Monday, Apr. 07, 1924

Propogandhi

"I still believe it is possible for India to remain within the British Empire." This conservative phrase was uttered not by Lord Reading, Viceroy of India, nor by Ramsay MacDonald. The words are those of the "wonderworker" Mahatma Mohandas Karamchand Gandhi, now recuperating at the Poona mountain-rosort from the effects of confinement in Yeravda Prison for sedition.

According to Gandhi's son Devadas, the Mahatma lost eight of his 98 pounds in prison. This is attributed to his rule to eat only twice a day, at sunrise and sunset, and never more than five articles of diet. (He counts soup seasoned with salt and pepper as three articles.)

His Poona abode became a shrine after his release on Feb. 4 (TIME, Feb. 11). Hindus nocked to receive their marching orders from the father of noncooperation. These were the orders :

"I still put implicit faith in nonviolence, which, if strictly followed by India, will invoke the best in the British people. My hope for the attainment of Swaraj [Home Rule] by non-violence is based upon an immutable belief in the goodness which exists deep down in all human nature. . . . We need not hate Englishmen, though we hate the system they have established. They have given India a system based on force, by which they can feel secure only in the shadow of their forts and guns. We Indians, in turn, hope by our conduct to demonstrate to every Englishman that he is as safe in the remotest corner of India as he professes to feel behind the machine gun."

"What do you mean by Swaraj ?" he was asked.

"A full partnership for India with the other parts of the Empire.
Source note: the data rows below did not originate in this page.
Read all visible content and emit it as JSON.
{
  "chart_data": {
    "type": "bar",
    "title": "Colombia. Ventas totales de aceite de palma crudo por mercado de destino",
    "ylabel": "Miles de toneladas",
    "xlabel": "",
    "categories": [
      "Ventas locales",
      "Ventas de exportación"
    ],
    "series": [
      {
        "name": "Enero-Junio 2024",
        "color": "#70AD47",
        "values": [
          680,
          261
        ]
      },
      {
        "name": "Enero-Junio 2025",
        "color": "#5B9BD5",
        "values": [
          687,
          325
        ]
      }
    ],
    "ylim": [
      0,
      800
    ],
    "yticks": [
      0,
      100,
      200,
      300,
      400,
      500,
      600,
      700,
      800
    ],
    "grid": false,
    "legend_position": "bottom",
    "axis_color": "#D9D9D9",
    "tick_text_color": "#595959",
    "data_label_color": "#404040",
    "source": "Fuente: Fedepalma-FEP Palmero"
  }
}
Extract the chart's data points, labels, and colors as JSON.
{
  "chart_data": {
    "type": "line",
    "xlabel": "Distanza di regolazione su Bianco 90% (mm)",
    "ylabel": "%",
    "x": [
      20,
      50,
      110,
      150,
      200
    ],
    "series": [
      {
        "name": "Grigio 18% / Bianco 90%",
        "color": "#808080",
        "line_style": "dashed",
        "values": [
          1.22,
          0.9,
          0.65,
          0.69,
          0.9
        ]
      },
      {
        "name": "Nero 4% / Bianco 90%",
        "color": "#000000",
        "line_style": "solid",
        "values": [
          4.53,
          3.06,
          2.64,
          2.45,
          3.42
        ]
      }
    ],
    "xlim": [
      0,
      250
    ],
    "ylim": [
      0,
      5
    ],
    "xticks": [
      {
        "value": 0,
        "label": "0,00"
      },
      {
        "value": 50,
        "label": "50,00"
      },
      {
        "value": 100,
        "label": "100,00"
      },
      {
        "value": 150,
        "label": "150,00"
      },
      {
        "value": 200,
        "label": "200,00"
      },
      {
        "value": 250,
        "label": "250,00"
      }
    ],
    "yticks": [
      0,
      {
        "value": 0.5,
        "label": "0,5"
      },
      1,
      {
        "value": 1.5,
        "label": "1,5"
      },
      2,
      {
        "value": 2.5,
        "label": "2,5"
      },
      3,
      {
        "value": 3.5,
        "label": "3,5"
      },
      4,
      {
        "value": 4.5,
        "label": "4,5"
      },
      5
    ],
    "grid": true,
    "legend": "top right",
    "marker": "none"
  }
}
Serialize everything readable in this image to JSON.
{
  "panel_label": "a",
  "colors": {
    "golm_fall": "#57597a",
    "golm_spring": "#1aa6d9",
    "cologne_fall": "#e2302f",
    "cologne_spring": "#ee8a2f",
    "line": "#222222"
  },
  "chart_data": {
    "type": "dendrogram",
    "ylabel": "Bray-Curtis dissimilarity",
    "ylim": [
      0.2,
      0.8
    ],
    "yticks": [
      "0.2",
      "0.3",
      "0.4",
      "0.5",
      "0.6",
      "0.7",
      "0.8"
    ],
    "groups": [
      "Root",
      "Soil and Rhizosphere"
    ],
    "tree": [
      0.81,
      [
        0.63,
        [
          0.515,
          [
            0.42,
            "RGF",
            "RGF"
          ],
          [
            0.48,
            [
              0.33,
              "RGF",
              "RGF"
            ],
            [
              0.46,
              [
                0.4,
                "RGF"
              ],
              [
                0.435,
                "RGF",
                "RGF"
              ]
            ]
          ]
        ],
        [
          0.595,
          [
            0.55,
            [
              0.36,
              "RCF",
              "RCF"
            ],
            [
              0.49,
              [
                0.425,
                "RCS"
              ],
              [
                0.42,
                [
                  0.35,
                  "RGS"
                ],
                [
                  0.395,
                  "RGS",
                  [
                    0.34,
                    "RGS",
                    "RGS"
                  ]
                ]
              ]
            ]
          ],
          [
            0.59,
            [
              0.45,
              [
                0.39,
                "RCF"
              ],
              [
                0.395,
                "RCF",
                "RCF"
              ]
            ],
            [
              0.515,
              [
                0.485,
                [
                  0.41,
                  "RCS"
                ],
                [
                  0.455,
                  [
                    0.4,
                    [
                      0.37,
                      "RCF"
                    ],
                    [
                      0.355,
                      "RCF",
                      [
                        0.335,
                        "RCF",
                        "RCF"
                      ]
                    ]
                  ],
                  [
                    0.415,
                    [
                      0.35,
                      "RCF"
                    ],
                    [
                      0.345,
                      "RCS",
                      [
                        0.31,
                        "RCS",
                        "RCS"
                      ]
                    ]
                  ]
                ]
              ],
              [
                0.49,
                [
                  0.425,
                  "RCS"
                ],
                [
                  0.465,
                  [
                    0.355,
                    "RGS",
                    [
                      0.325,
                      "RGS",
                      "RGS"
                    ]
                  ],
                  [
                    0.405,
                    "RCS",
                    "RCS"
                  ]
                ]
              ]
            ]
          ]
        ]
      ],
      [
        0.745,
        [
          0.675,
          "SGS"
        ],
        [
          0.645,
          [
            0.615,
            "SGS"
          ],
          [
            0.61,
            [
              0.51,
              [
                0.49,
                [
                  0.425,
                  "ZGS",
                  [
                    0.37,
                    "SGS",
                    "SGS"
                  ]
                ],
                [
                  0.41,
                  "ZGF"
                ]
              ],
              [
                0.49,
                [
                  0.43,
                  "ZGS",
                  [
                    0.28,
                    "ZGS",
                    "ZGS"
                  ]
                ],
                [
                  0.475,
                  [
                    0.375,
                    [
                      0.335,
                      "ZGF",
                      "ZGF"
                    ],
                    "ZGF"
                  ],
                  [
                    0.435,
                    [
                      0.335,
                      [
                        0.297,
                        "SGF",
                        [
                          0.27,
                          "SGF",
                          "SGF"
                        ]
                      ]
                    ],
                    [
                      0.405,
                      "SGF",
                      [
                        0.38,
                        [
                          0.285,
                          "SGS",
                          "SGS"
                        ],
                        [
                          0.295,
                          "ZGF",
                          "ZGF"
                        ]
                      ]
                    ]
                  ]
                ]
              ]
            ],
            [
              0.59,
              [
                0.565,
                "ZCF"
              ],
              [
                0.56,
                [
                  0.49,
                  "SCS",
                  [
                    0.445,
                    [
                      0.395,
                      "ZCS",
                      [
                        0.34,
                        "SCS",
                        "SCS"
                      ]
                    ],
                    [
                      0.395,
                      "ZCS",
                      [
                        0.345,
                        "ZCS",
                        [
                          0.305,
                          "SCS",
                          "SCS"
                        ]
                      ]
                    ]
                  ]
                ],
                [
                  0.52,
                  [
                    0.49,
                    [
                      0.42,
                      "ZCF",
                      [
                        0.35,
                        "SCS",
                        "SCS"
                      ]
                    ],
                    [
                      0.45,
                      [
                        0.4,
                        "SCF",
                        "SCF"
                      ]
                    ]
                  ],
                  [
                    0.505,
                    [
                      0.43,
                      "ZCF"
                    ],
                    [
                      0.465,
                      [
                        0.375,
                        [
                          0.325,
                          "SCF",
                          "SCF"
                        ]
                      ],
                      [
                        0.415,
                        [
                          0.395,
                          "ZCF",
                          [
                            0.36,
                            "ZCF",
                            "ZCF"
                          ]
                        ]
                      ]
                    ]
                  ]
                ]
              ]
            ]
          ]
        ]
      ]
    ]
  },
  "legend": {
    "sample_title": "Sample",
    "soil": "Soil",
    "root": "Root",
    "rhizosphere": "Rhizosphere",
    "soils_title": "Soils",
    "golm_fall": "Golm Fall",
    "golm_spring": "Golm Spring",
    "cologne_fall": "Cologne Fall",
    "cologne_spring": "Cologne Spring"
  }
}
Just the same as Canada, South Africa and Australia enjoy. Nor shall we be satisfied until we obtain full citizens' rights throughout the British Dominions for all the King's subjects, irrespective of caste, color or creed."

Closer questioning showed that he still favored boycotting the Indian Legislative Councils set up by the Montagu Reform Laws, as he still believed that Indians "should not participate in the councils until Britain suffered a change of heart."

Gandhi was arrested in 1922, after his failure to prevent his noncooperating followers from committing acts of violence against the British Raj. He declared that his views on politics and religion had undergone no change in prison. He objected to the tendency to make a saint of him.

"I think that word 'saint' should be ruled out of present life," he said. "It is too sacred a word to be lightly applied to anybody, much less to one like myself, who claims only to be a humble searcher after truth."